Chart 3: Bar visualisation of pedestrian crossing thresholds. Two-lane divided roads tolerate highest volumes (2,800 vph) due to narrower crossing; undivided four-lane roads are most restrictive (700 vph).
2.3 Spacing of Crossings: 400 m on low-activity arterials; 200 m on moderate; 100 m in town centres. Based on acceptable detour (max 400 m walk to facilities). 2.4 Supplementary: Refer MRWA Pedestrian and Cycling LOS Guidelines (2006).
Part C – Examples of Graphical Data Representation (pp.25-29)
The document provides seven high-quality examples for TIA reports:
- Figure 1: 2015 Existing PM Peak flows (veh/h) on Read Street/Gnangara Drive with five site accesses (detailed numeric labels on every link and access).
- Figure 2: Directional distribution pie charts per link/access (percentages e.g., 8%, 41%, 18% etc.).
- Figure 3: Additional generated traffic PM Peak (incremental flows overlaid).
- Figure 4: Existing intersection layout (SIDRA-style lane geometry).
- Figure 5: Bus services map (TransPerth extract).
- Figure 6: Bus stop locations diagram.
- Figure 7: Proposed intersection improvements (revised kerb line for swept-path compliance).
These visuals ensure clarity, consistency, and professionalism. Recreated examples above demonstrate application.
Reference List, Useful Links & Appendix A (pp.30-35)
Extensive bibliography (Austroads 2009 series, ITE Trip Generation 9th ed., PARTS 2006, MRWA LOS guidelines, etc.). Appendix A lists contact details for MRWA (traffic data, crashes), PTA (bus), councils, DoT (cycling). Useful links to MRWA Traffic Digest and modelling guidelines.
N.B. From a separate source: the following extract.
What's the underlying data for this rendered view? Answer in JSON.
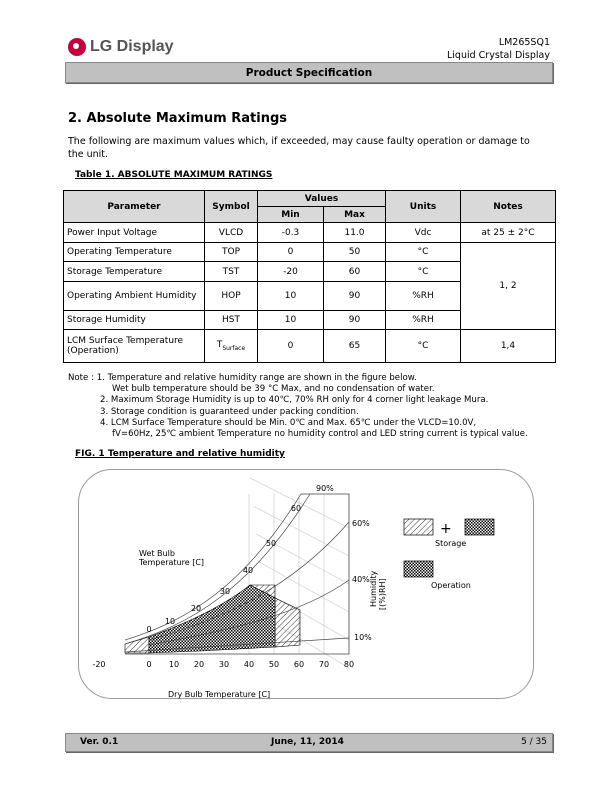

Expanded Insights & Best-Practice Application
Volume 5 emphasises integration: trip generation feeds distribution and parking; intersection analysis drives remedial measures; pedestrian thresholds inform network planning. In practice, for a 10,000 m² retail centre in Perth’s north-east: apply Table 1 rates (≈1,000 PM trips), 40% pass-by, gravity distribution, SIDRA modelling of four accesses, shared parking with adjacent office (30% reduction), and 200 m crossing spacing on adjacent arterial.
Common pitfalls avoided: using outdated ITE US rates without adjustment; ignoring mode shift potential; inadequate graphical presentation. Benefits: reduced congestion, fewer crashes (target Safe System), higher active transport mode share, better integration with Perth’s PT network.
Since 2016, practitioners continue referencing these core methods while layering newer tools (e.g., PTV Vissim, updated TravelSmart data). Early pre-lodgement meetings remain the single most effective risk-mitigation step.